The biggest challenges
Getting this to work is, of course, a challenge. In addition to training the A.I. algorithms to accurately predict the different health measures, there’s the problem of making sure the face data they have to work with is as good as possible. That involves taking over the camera controls in your smartphone and tweaking things like the ISO speed and white balance to ensure the highest quality information. Impressively, this is customized according to local environmental conditions, meaning that the app makes adjustments depending on how good the lighting is wherever you are. “Getting the lighting right is very, very important,” Lee said.
“[The goal is to] make you realize when you need to take action.”
Another issue to overcome was designing a user interface that would make sense of information like blood pressure to everyday users who don’t necessarily know whether a blood pressure of 120 over 80 is good, bad, or indifferent. (It’s pretty average, actually.) They also wanted to do this without dumbing down the information provided.
“That’s a struggle we had,” Lee acknowledged. “For each measurement, we [opted to have] green, yellow and red dials to show the results. But if you click each button, you can see the medical-level explanations about what is being measured and what it means. It also shows you what the follow-up activities are. We’re not cheapening it, or making it like a game, but making it into something that non-experts can understand. [The goal is to] make you realize when you need to take action.”
Lee and his colleagues hope that the finished product could be a useful tool for patients and doctors alike. He imagines that it could prove useful in parts of the world where people don’t have ready access to consistent high quality healthcare providers. It could also be used by the elderly or people who otherwise have difficulty leaving home for regular checkups.

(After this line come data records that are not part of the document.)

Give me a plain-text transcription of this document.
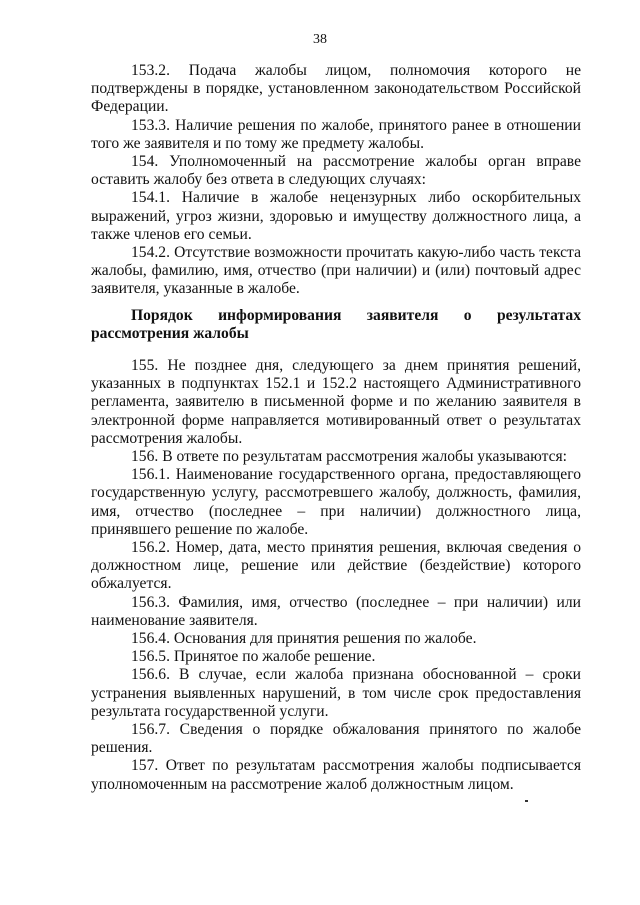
38

153.2. Подача жалобы лицом, полномочия которого не подтверждены в порядке, установленном законодательством Российской Федерации.

153.3. Наличие решения по жалобе, принятого ранее в отношении того же заявителя и по тому же предмету жалобы.

154. Уполномоченный на рассмотрение жалобы орган вправе оставить жалобу без ответа в следующих случаях:

154.1. Наличие в жалобе нецензурных либо оскорбительных выражений, угроз жизни, здоровью и имуществу должностного лица, а также членов его семьи.

154.2. Отсутствие возможности прочитать какую-либо часть текста жалобы, фамилию, имя, отчество (при наличии) и (или) почтовый адрес заявителя, указанные в жалобе.

Порядок информирования заявителя о результатах рассмотрения жалобы

155. Не позднее дня, следующего за днем принятия решений, указанных в подпунктах 152.1 и 152.2 настоящего Административного регламента, заявителю в письменной форме и по желанию заявителя в электронной форме направляется мотивированный ответ о результатах рассмотрения жалобы.

156. В ответе по результатам рассмотрения жалобы указываются:

156.1. Наименование государственного органа, предоставляющего государственную услугу, рассмотревшего жалобу, должность, фамилия, имя, отчество (последнее – при наличии) должностного лица, принявшего решение по жалобе.

156.2. Номер, дата, место принятия решения, включая сведения о должностном лице, решение или действие (бездействие) которого обжалуется.

156.3. Фамилия, имя, отчество (последнее – при наличии) или наименование заявителя.

156.4. Основания для принятия решения по жалобе.

156.5. Принятое по жалобе решение.

156.6. В случае, если жалоба признана обоснованной – сроки устранения выявленных нарушений, в том числе срок предоставления результата государственной услуги.

156.7. Сведения о порядке обжалования принятого по жалобе решения.

157. Ответ по результатам рассмотрения жалобы подписывается уполномоченным на рассмотрение жалоб должностным лицом.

But it could equally be employed by individuals who just want a more convenient, and cheaper, way to check their vital signs are reading as they should. “This is not about replacing doctors or the FDA-approved cuff-based systems for blood pressure,” Lee said. “This is a tool to help make us aware.”
A basic version of the app, measuring heart rate and stress, is available on iOS and Android. A more detailed version will hopefully in the future.